Adam. You can only demonstrate vitamine C and electrical charge after you engage with it. First engage, then demonstrate. So why have a double standard for God? If you want prove without wanting to engage you are starting to sound like the clergy men who didn't want to look through the telescope because they already knew the answer. btw anyone who has done a science 101 course knows it is utterly unscientific to claim a negative absolutes (X does not exist anywhere, anytime). Unless of course you deem youself to be omniscient, then it would make sense. Thus your statement proves your unawareness or disregard of scientific standards.
Adam. Just because something is outside the realm of science doen't make it imaginary. Or do you want to make the philosophical (and scientifically unsupportable) claim that science is the ONLY way to knowledge.
Hard to believe that such a big name philosopher could write such twaddle. Most of the commentators here are not much better, though those that don't have a PhD to back up their nonsense exonerates them a teeny bit. T.H. Huxley, who coined the term "agnosticism", understood the implications of Hume's phenomenalism far better than Blackburn seems to. Huxley also made an enemy of French materialism, which he considered to be Catholicism without God, a metaphysical position beyond empirical claims. Huxley's agnosticism was an epistemological position not limited to the existence of God, and infected by the same empiricist dogma that has ruined much of British and analytical philosophy for two centuries. As for skeptical irony, this is the refuge of the pampered and spoiled, insulated from the consequences of their beliefs, cushioned by the illusion that they are above it all. Add on top of this the notorious middling English mediocrity that recoils at abstractions, and you have an article preaching a vapid tolerance that has no connection to the real life-and-death struggle for the human mind. As the English say, what ballocks!

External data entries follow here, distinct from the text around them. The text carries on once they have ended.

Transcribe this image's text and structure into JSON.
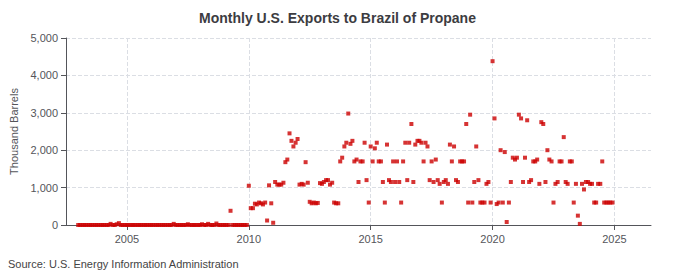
{
  "chart_data": {
    "type": "scatter",
    "title": "Monthly U.S. Exports to Brazil of Propane",
    "ylabel": "Thousand Barrels",
    "source": "Source: U.S. Energy Information Administration",
    "color": "#cc0000",
    "marker": "square",
    "grid": true,
    "xlim": [
      2002.5,
      2026.5
    ],
    "xticks": [
      2005,
      2010,
      2015,
      2020,
      2025
    ],
    "ylim": [
      0,
      5000
    ],
    "yticks": [
      0,
      {
        "value": 1000,
        "label": "1,000"
      },
      {
        "value": 2000,
        "label": "2,000"
      },
      {
        "value": 3000,
        "label": "3,000"
      },
      {
        "value": 4000,
        "label": "4,000"
      },
      {
        "value": 5000,
        "label": "5,000"
      }
    ],
    "x": [
      2003.0,
      2003.08,
      2003.17,
      2003.25,
      2003.33,
      2003.42,
      2003.5,
      2003.58,
      2003.67,
      2003.75,
      2003.83,
      2003.92,
      2004.0,
      2004.08,
      2004.17,
      2004.25,
      2004.33,
      2004.42,
      2004.5,
      2004.58,
      2004.67,
      2004.75,
      2004.83,
      2004.92,
      2005.0,
      2005.08,
      2005.17,
      2005.25,
      2005.33,
      2005.42,
      2005.5,
      2005.58,
      2005.67,
      2005.75,
      2005.83,
      2005.92,
      2006.0,
      2006.08,
      2006.17,
      2006.25,
      2006.33,
      2006.42,
      2006.5,
      2006.58,
      2006.67,
      2006.75,
      2006.83,
      2006.92,
      2007.0,
      2007.08,
      2007.17,
      2007.25,
      2007.33,
      2007.42,
      2007.5,
      2007.58,
      2007.67,
      2007.75,
      2007.83,
      2007.92,
      2008.0,
      2008.08,
      2008.17,
      2008.25,
      2008.33,
      2008.42,
      2008.5,
      2008.58,
      2008.67,
      2008.75,
      2008.83,
      2008.92,
      2009.0,
      2009.08,
      2009.17,
      2009.25,
      2009.33,
      2009.42,
      2009.5,
      2009.58,
      2009.67,
      2009.75,
      2009.83,
      2009.92,
      2010.0,
      2010.08,
      2010.17,
      2010.25,
      2010.33,
      2010.42,
      2010.5,
      2010.58,
      2010.67,
      2010.75,
      2010.83,
      2010.92,
      2011.0,
      2011.08,
      2011.17,
      2011.25,
      2011.33,
      2011.42,
      2011.5,
      2011.58,
      2011.67,
      2011.75,
      2011.83,
      2011.92,
      2012.0,
      2012.08,
      2012.17,
      2012.25,
      2012.33,
      2012.42,
      2012.5,
      2012.58,
      2012.67,
      2012.75,
      2012.83,
      2012.92,
      2013.0,
      2013.08,
      2013.17,
      2013.25,
      2013.33,
      2013.42,
      2013.5,
      2013.58,
      2013.67,
      2013.75,
      2013.83,
      2013.92,
      2014.0,
      2014.08,
      2014.17,
      2014.25,
      2014.33,
      2014.42,
      2014.5,
      2014.58,
      2014.67,
      2014.75,
      2014.83,
      2014.92,
      2015.0,
      2015.08,
      2015.17,
      2015.25,
      2015.33,
      2015.42,
      2015.5,
      2015.58,
      2015.67,
      2015.75,
      2015.83,
      2015.92,
      2016.0,
      2016.08,
      2016.17,
      2016.25,
      2016.33,
      2016.42,
      2016.5,
      2016.58,
      2016.67,
      2016.75,
      2016.83,
      2016.92,
      2017.0,
      2017.08,
      2017.17,
      2017.25,
      2017.33,
      2017.42,
      2017.5,
      2017.58,
      2017.67,
      2017.75,
      2017.83,
      2017.92,
      2018.0,
      2018.08,
      2018.17,
      2018.25,
      2018.33,
      2018.42,
      2018.5,
      2018.58,
      2018.67,
      2018.75,
      2018.83,
      2018.92,
      2019.0,
      2019.08,
      2019.17,
      2019.25,
      2019.33,
      2019.42,
      2019.5,
      2019.58,
      2019.67,
      2019.75,
      2019.83,
      2019.92,
      2020.0,
      2020.08,
      2020.17,
      2020.25,
      2020.33,
      2020.42,
      2020.5,
      2020.58,
      2020.67,
      2020.75,
      2020.83,
      2020.92,
      2021.0,
      2021.08,
      2021.17,
      2021.25,
      2021.33,
      2021.42,
      2021.5,
      2021.58,
      2021.67,
      2021.75,
      2021.83,
      2021.92,
      2022.0,
      2022.08,
      2022.17,
      2022.25,
      2022.33,
      2022.42,
      2022.5,
      2022.58,
      2022.67,
      2022.75,
      2022.83,
      2022.92,
      2023.0,
      2023.08,
      2023.17,
      2023.25,
      2023.33,
      2023.42,
      2023.5,
      2023.58,
      2023.67,
      2023.75,
      2023.83,
      2023.92,
      2024.0,
      2024.08,
      2024.17,
      2024.25,
      2024.33,
      2024.42,
      2024.5,
      2024.58,
      2024.67,
      2024.75,
      2024.83,
      2024.92
    ],
    "values": [
      0,
      0,
      0,
      0,
      0,
      0,
      0,
      0,
      0,
      0,
      0,
      0,
      0,
      0,
      0,
      0,
      30,
      0,
      0,
      20,
      50,
      0,
      0,
      0,
      0,
      0,
      0,
      0,
      0,
      0,
      0,
      0,
      0,
      0,
      0,
      0,
      0,
      0,
      0,
      0,
      0,
      0,
      0,
      0,
      0,
      0,
      0,
      30,
      0,
      0,
      0,
      0,
      0,
      0,
      20,
      0,
      0,
      0,
      0,
      0,
      0,
      20,
      0,
      0,
      30,
      0,
      0,
      0,
      40,
      0,
      0,
      0,
      0,
      0,
      0,
      380,
      0,
      0,
      0,
      0,
      0,
      0,
      0,
      0,
      1050,
      450,
      450,
      570,
      550,
      600,
      580,
      550,
      600,
      120,
      1060,
      580,
      60,
      1150,
      1080,
      1080,
      1080,
      1130,
      1680,
      1750,
      2450,
      2250,
      2100,
      2200,
      2300,
      1080,
      1100,
      1080,
      1680,
      1130,
      620,
      580,
      600,
      580,
      590,
      1120,
      1100,
      1150,
      1200,
      1200,
      1080,
      1130,
      600,
      580,
      580,
      1700,
      1800,
      2100,
      2200,
      2980,
      2170,
      2250,
      1700,
      1750,
      1150,
      1700,
      1700,
      2200,
      1200,
      600,
      2100,
      1700,
      2050,
      2200,
      1700,
      1700,
      1150,
      600,
      2150,
      1200,
      1150,
      1700,
      1150,
      1700,
      1150,
      600,
      1700,
      2200,
      1200,
      2200,
      2700,
      1150,
      2150,
      2250,
      2250,
      2200,
      1700,
      2200,
      2100,
      1200,
      1700,
      1150,
      1750,
      1200,
      1100,
      600,
      1150,
      1200,
      1100,
      2150,
      1700,
      2100,
      1200,
      1150,
      1700,
      1700,
      1700,
      2700,
      600,
      2950,
      600,
      1150,
      2100,
      1200,
      600,
      600,
      600,
      1100,
      1150,
      600,
      4380,
      2850,
      560,
      600,
      2000,
      600,
      1950,
      80,
      600,
      1150,
      1800,
      1750,
      1800,
      2950,
      2850,
      1150,
      1800,
      2800,
      1150,
      1200,
      1700,
      1700,
      1750,
      1100,
      2750,
      2700,
      1150,
      2000,
      1750,
      1700,
      600,
      1100,
      1150,
      1700,
      1700,
      2350,
      1150,
      1100,
      1700,
      1700,
      600,
      1100,
      250,
      30,
      1100,
      950,
      1150,
      1150,
      1100,
      1100,
      600,
      600,
      1100,
      1100,
      1700,
      600,
      600,
      600,
      600,
      600
    ]
  }
}
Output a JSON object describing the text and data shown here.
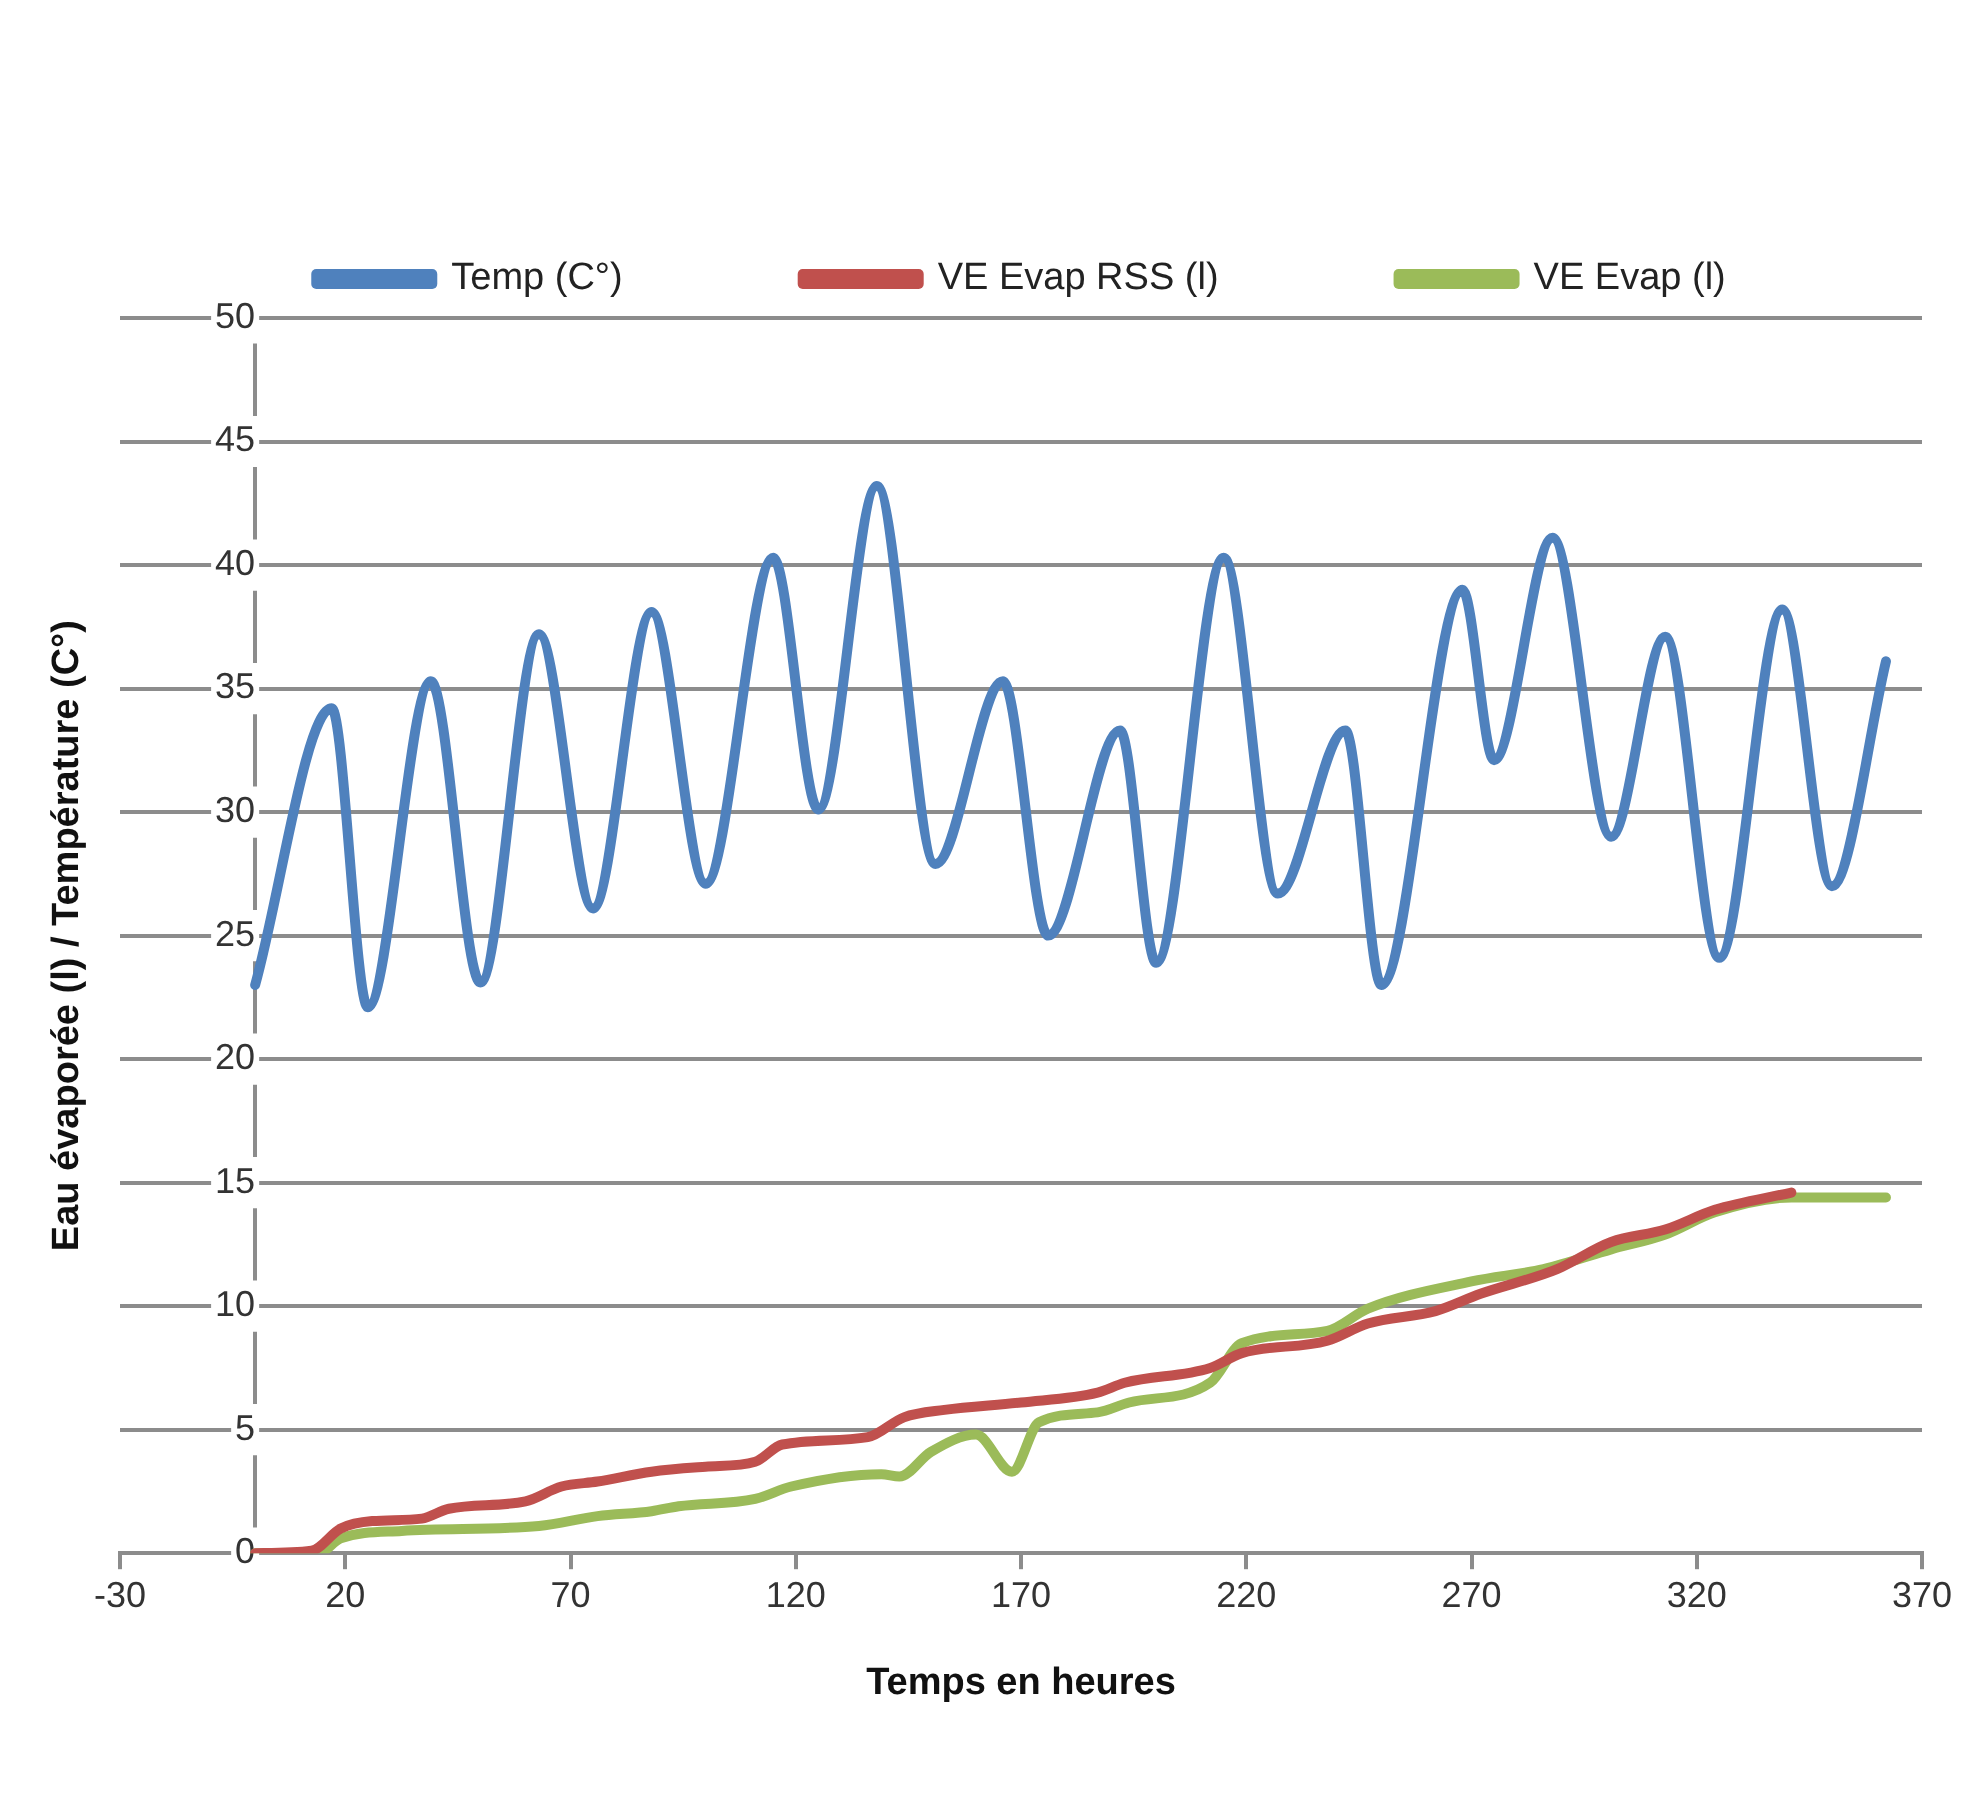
{
  "chart_data": {
    "type": "line",
    "xlabel": "Temps en heures",
    "ylabel": "Eau évaporée (l) / Température (C°)",
    "xlim": [
      -30,
      370
    ],
    "xticks": [
      -30,
      20,
      70,
      120,
      170,
      220,
      270,
      320,
      370
    ],
    "ylim": [
      0,
      50
    ],
    "yticks": [
      0,
      5,
      10,
      15,
      20,
      25,
      30,
      35,
      40,
      45,
      50
    ],
    "grid": "y",
    "legend": "top",
    "marker": "none",
    "line_style": "solid",
    "series": [
      {
        "name": "Temp (C°)",
        "color": "#4f81bd",
        "x": [
          0,
          17,
          25,
          39,
          50,
          63,
          75,
          88,
          100,
          115,
          125,
          138,
          151,
          166,
          176,
          192,
          200,
          215,
          227,
          242,
          250,
          268,
          275,
          288,
          301,
          313,
          325,
          339,
          350,
          362
        ],
        "values": [
          23.0,
          34.2,
          22.1,
          35.3,
          23.1,
          37.2,
          26.1,
          38.1,
          27.1,
          40.3,
          30.1,
          43.2,
          27.9,
          35.3,
          25.0,
          33.3,
          23.9,
          40.3,
          26.7,
          33.3,
          23.0,
          39.0,
          32.1,
          41.1,
          29.0,
          37.1,
          24.1,
          38.2,
          27.0,
          36.1
        ]
      },
      {
        "name": "VE Evap RSS (l)",
        "color": "#c0504d",
        "x": [
          0,
          12.5,
          19,
          26,
          37,
          43,
          60,
          68,
          76,
          88,
          100,
          111,
          117,
          136,
          144,
          153,
          170,
          187,
          193,
          212,
          219,
          238,
          247,
          262,
          272,
          289,
          301,
          313,
          324,
          341
        ],
        "values": [
          0,
          0.1,
          1.0,
          1.3,
          1.4,
          1.8,
          2.1,
          2.7,
          2.9,
          3.3,
          3.5,
          3.7,
          4.4,
          4.7,
          5.5,
          5.8,
          6.1,
          6.5,
          6.9,
          7.5,
          8.1,
          8.6,
          9.3,
          9.8,
          10.5,
          11.5,
          12.6,
          13.1,
          13.9,
          14.6
        ]
      },
      {
        "name": "VE Evap (l)",
        "color": "#9bbb59",
        "x": [
          0,
          14,
          19,
          32.5,
          63,
          76,
          88,
          94,
          111,
          119,
          139,
          143,
          150,
          160,
          168,
          174,
          187,
          194,
          212,
          219,
          238,
          247,
          270,
          286,
          301,
          313,
          324,
          341,
          362
        ],
        "values": [
          0,
          0,
          0.6,
          0.9,
          1.1,
          1.5,
          1.7,
          1.9,
          2.2,
          2.7,
          3.2,
          3.1,
          4.1,
          4.8,
          3.3,
          5.3,
          5.7,
          6.1,
          6.9,
          8.5,
          9.0,
          9.9,
          11.0,
          11.5,
          12.3,
          12.9,
          13.8,
          14.4,
          14.4
        ]
      }
    ]
  }
}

I get it now: 'god' is an adjective and not a noun.
"Of course, Blackburn wasn't talking about atheists. He was talking about "militant atheists", whoever they may be." "Non-militant atheists" practice (religious) tolerance, in the Lockean sense. "Militant atheists" seem not to feel themselves thus obliged, and may consequently be thus judged "illiberal" in that framework. It's not hard. A little historically informed politicial philosophy cures a lot of intellectual ills. I guess it's up to you to decide if you think we should continue to support that framework. If you have a better idea, I'm sure we're all eager to hear it.